Cutting expenditures to handle financial situation, restoring stability priorities for McLean


Darryl McLean is running for a seat as a town councillor in the Oct. 27 election. He is the financial secretary for Unifor Local 2027.

Darryl McLean is running for a seat as a town councillor in the Oct. 27 election. He is the financial secretary for Unifor Local 2027.

By Ron Giofu


Darryl McLean is hoping to bring the financial experience he has gained through the labour movement to the town council table.

McLean is seeking the position of town councillor in the Oct. 27 municipal election and noted he has long had an interest in politics. He believes his background with Unifor Local 2027 will help him, as he has been involved with the union for 17 years, with 13 of those years seeing him be the financial secretary.

“Part of that job is the maintaining records of all income and expenditures, issuing payment for all bills and preparing quarterly audits,” said McLean. “I feel that will help me to have some insight into the operations of town hall and financial questions we don’t have the answers for right now.”

The town’s current financial situation and debt level are two of McLean’s biggest priorities because he said it is an issue that impacts every person in the community.

“That’s going to affect us all,” said McLean. “It’s affecting our home values. The way people see the town of Amherstburg is not in a positive light. That’s unfortunate because we have a beautiful town here.”

Another priority McLean says he has is to stabilize things at town hall.

“We need stability with the top officers at town hall,” said McLean. “We can’t have a revolving door of CAO’s anymore.”

The way out of the financial situation the town is in is not through tax increases, he added, stating that cutting expenditures is the way to go.
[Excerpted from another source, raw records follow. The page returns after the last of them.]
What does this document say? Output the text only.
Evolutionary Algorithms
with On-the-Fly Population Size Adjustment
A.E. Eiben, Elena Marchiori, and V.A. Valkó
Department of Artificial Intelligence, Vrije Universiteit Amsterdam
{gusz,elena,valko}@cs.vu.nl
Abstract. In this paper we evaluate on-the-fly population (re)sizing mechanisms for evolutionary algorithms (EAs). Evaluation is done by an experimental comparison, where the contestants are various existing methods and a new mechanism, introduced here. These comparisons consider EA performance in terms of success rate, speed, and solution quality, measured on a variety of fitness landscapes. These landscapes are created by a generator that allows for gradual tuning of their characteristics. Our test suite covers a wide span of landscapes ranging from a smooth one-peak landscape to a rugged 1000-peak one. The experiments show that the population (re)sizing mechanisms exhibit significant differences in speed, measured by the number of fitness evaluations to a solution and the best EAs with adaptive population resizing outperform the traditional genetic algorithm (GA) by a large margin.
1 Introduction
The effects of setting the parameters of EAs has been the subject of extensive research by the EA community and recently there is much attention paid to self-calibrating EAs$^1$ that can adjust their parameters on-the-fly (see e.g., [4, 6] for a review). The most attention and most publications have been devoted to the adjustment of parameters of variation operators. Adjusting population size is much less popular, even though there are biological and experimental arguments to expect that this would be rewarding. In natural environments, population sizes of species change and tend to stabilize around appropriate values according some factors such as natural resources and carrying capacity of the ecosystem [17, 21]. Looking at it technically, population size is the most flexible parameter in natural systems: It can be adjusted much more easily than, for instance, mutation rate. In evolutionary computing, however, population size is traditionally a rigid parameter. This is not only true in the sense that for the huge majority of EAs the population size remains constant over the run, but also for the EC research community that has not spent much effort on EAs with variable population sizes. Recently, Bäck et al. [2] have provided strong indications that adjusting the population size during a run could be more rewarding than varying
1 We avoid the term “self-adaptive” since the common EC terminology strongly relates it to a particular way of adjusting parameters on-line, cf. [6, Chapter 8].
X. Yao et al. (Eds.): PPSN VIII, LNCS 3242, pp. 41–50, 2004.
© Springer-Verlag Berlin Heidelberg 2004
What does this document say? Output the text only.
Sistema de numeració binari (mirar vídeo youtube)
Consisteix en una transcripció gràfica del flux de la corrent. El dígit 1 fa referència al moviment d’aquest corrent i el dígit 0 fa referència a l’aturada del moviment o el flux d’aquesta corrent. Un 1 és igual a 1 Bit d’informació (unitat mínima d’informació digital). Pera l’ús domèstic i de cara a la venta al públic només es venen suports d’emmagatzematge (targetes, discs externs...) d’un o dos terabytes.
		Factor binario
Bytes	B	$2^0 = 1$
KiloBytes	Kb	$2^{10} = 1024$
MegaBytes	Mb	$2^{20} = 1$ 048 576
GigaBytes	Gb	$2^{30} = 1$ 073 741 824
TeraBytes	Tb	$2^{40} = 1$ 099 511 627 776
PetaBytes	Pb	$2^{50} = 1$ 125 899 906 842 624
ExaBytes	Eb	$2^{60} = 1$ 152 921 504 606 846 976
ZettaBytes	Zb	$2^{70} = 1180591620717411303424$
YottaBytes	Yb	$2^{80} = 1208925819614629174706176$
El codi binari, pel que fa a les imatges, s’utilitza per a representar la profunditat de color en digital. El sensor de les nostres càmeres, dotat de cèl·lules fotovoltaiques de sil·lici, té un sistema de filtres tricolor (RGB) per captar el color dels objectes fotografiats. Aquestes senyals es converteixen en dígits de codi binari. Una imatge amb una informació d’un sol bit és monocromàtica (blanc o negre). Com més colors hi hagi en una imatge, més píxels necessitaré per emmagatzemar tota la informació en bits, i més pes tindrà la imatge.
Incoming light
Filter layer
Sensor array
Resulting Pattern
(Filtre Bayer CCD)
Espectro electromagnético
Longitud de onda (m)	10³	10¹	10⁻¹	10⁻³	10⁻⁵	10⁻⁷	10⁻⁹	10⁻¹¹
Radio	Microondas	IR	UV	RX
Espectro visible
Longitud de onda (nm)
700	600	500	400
“Our tax level is high enough,” said McLean.

McLean believes the “most glaring deficit” is at the Libro Centre.

“It has to be run far more efficiently,” he said.

Reviewing staffing levels are another item on McLean’s to-do list. As for funding infrastructure and other projects, he said the town must have “a good percentage of the money” on hand before beginning.

“Going forward, it is important to adopt a pay-as-you-go policy for future projects,” he stated.

Cohesion on town council is another issue for McLean, as he believed the betterment of Amherstburg always has to come first.

“The next council has to be willing to work together for the betterment of Amherstburg, so (residents) all feel inclusive of the process,” said McLean. “A lot of people are frustrated in Amherstburg now and it’s something we shouldn’t have.”

McLean said he decided to run for council over the Labour Day weekend after considering it for several months. Although it is early in his campaign, he reports receiving positive feedback from the residents he has spoken to.

“People seem to be quite concerned with our financial situation and level of expenditures we have in certain departments,” he stated.

McLean added: “I will be accessible. I will be willing to talk to people about the issues. My priority will be the stability of Amherstburg.”